The impact stunned her. She tried to rise, hearing the other moving too. A few more oaths, a harsh question she didn't understand.
She rose and delivered a spin-kick into the darkness. It would be the VPHC, she was sure. She braced for the las-shot, the bolt-round, the mindset that would treat her no better than a carrion-dog.
Her spinning foot connected and the figure went down with a bone-crack. More rampant cursing.
Tona ran for the crack in the barn wall.
A much larger form tackled her from behind in the dark and brought her down on her belly on the rockcrete floor. She was frantic now, kicking and thrashing.
Her assailant had her pinned by way of superior strength and technique. His weight slumped on top of her and the flashlight winked on again, probing down at her wincing eyes.
It's all right, it's all right, said a hoarse voice in tunefully accented Low Gothic. Don't fight me.
She looked up, fighting still.
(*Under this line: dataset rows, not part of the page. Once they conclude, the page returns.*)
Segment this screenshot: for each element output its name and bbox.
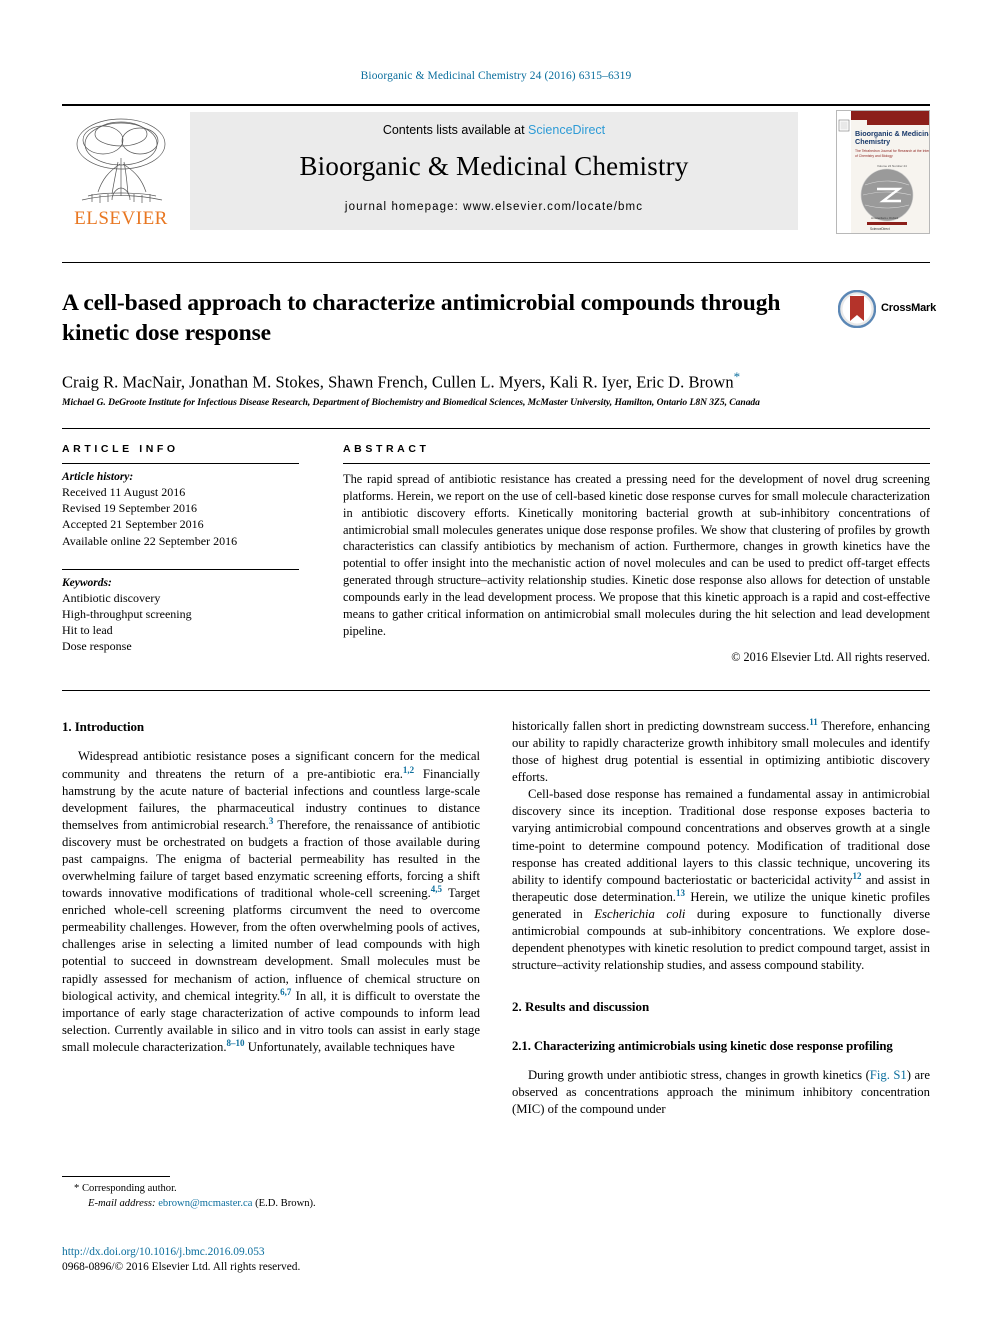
section-heading-results: 2. Results and discussion [512,999,650,1015]
article-history-label: Article history: [62,471,134,483]
intro-paragraph: Widespread antibiotic resistance poses a… [62,748,480,1055]
article-title: A cell-based approach to characterize an… [62,290,781,347]
journal-article-page: Bioorganic & Medicinal Chemistry 24 (201… [0,0,992,1323]
journal-cover-thumbnail: Bioorganic & Medicinal Chemistry The Tet… [836,110,930,234]
elsevier-tree-icon [76,118,166,203]
elsevier-logo: ELSEVIER [62,112,180,230]
doi-block: http://dx.doi.org/10.1016/j.bmc.2016.09.… [62,1245,480,1276]
citation-ref[interactable]: 12 [853,870,862,880]
crossmark-icon [838,290,876,328]
results-paragraph: During growth under antibiotic stress, c… [512,1067,930,1118]
citation-ref[interactable]: 1,2 [403,764,414,774]
keyword-item: High-throughput screening [62,606,192,621]
corresponding-author-marker: * [733,369,741,384]
citation-ref[interactable]: 11 [809,717,818,727]
abstract-text: The rapid spread of antibiotic resistanc… [343,472,930,638]
intro-paragraph-continued: historically fallen short in predicting … [512,717,930,786]
doi-link[interactable]: http://dx.doi.org/10.1016/j.bmc.2016.09.… [62,1245,480,1260]
abstract-bottom-divider [62,690,930,691]
cover-art: Bioorganic & Medicinal Chemistry The Tet… [837,111,929,233]
citation-ref[interactable]: 8–10 [227,1038,245,1048]
body-column-left: 1. Introduction Widespread antibiotic re… [62,718,480,1056]
abstract-rule [343,463,930,464]
author-affiliation: Michael G. DeGroote Institute for Infect… [62,397,760,408]
svg-text:Chemistry: Chemistry [855,137,890,146]
right-p3-text-a: During growth under antibiotic stress, c… [528,1068,870,1083]
svg-text:Volume 24 Number 24: Volume 24 Number 24 [877,164,907,168]
author-names: Craig R. MacNair, Jonathan M. Stokes, Sh… [62,372,734,392]
intro-text-f: Unfortunately, available techniques have [244,1039,455,1054]
masthead-center: Contents lists available at ScienceDirec… [190,112,798,230]
crossmark-badge[interactable]: CrossMark [838,290,942,330]
journal-title: Bioorganic & Medicinal Chemistry [299,151,689,181]
dose-response-paragraph: Cell-based dose response has remained a … [512,786,930,974]
corresponding-author-note: * Corresponding author. [62,1181,480,1196]
keywords-block: Keywords: Antibiotic discovery High-thro… [62,568,299,655]
contents-line: Contents lists available at ScienceDirec… [190,123,798,137]
article-history-revised: Revised 19 September 2016 [62,501,197,516]
contents-prefix: Contents lists available at [382,123,529,137]
article-info-block: ARTICLE INFO Article history: Received 1… [62,443,299,655]
body-column-right: historically fallen short in predicting … [512,717,930,1119]
intro-text-d: Target enriched whole-cell screening pla… [62,886,480,1003]
email-link[interactable]: ebrown@mcmaster.ca [158,1198,252,1209]
issn-copyright-line: 0968-0896/© 2016 Elsevier Ltd. All right… [62,1261,301,1274]
running-head: Bioorganic & Medicinal Chemistry 24 (201… [360,70,632,82]
article-history-accepted: Accepted 21 September 2016 [62,517,204,532]
abstract-heading: ABSTRACT [343,443,430,455]
svg-text:ScienceDirect: ScienceDirect [870,227,890,231]
figure-reference-link[interactable]: Fig. S1 [870,1068,907,1082]
subsection-heading-profiling: 2.1. Characterizing antimicrobials using… [512,1038,893,1053]
footnote-divider [62,1176,170,1177]
abstract-copyright: © 2016 Elsevier Ltd. All rights reserved… [731,649,930,664]
section-heading-introduction: 1. Introduction [62,719,145,734]
crossmark-label: CrossMark [881,302,937,314]
right-text-a: historically fallen short in predicting … [512,719,810,733]
sciencedirect-link[interactable]: ScienceDirect [528,123,605,137]
journal-homepage-link[interactable]: journal homepage: www.elsevier.com/locat… [190,201,798,213]
footnote-block: * Corresponding author. E-mail address: … [62,1181,480,1212]
corresponding-author-text: Corresponding author. [81,1183,177,1194]
svg-text:The Tetrahedron Journal for Re: The Tetrahedron Journal for Research at … [855,149,929,153]
author-list: Craig R. MacNair, Jonathan M. Stokes, Sh… [62,369,930,393]
journal-masthead: ELSEVIER Contents lists available at Sci… [62,104,930,238]
article-info-heading: ARTICLE INFO [62,443,179,455]
svg-text:of Chemistry and Biology: of Chemistry and Biology [855,154,893,158]
info-divider [62,428,930,429]
email-note: E-mail address: ebrown@mcmaster.ca (E.D.… [62,1196,480,1211]
citation-ref[interactable]: 6,7 [280,986,291,996]
organism-name: Escherichia coli [594,906,686,921]
abstract-block: ABSTRACT The rapid spread of antibiotic … [343,443,930,665]
keyword-item: Hit to lead [62,623,113,638]
svg-text:Amsterdam • Oxford: Amsterdam • Oxford [871,216,898,220]
citation-ref[interactable]: 4,5 [431,884,442,894]
article-info-rule [62,463,299,464]
keywords-rule [62,568,299,570]
citation-ref[interactable]: 13 [676,888,685,898]
keyword-item: Antibiotic discovery [62,590,161,605]
article-history-received: Received 11 August 2016 [62,485,186,499]
article-history-online: Available online 22 September 2016 [62,533,238,548]
keyword-item: Dose response [62,639,132,654]
email-label: E-mail address: [88,1198,156,1210]
elsevier-wordmark: ELSEVIER [74,208,168,229]
title-divider [62,262,930,263]
keywords-label: Keywords: [62,576,112,589]
footnote-star: * [74,1183,80,1194]
email-owner: (E.D. Brown). [255,1198,316,1210]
She saw the face of the off-world soldier, the young one, the man who had chased Dalin out of the barn weeks before.
The blade purred in her hand and she sliced it upwards.
Caffran saw the vibro-blade coming and threw himself aside, releasing his captive. It was the gang girl, the beautiful one he had glimpsed across the rubble when he had gone chasing the boy.
She was on her feet now, menacing with the buzzing blade, head down. Knife-combat stance, thought Caffran, good enough to be a Ghost.
Put it down, he said carefully. I can help you.
She turned and ran, heading for the slit in the fibre-board back wall of the barn.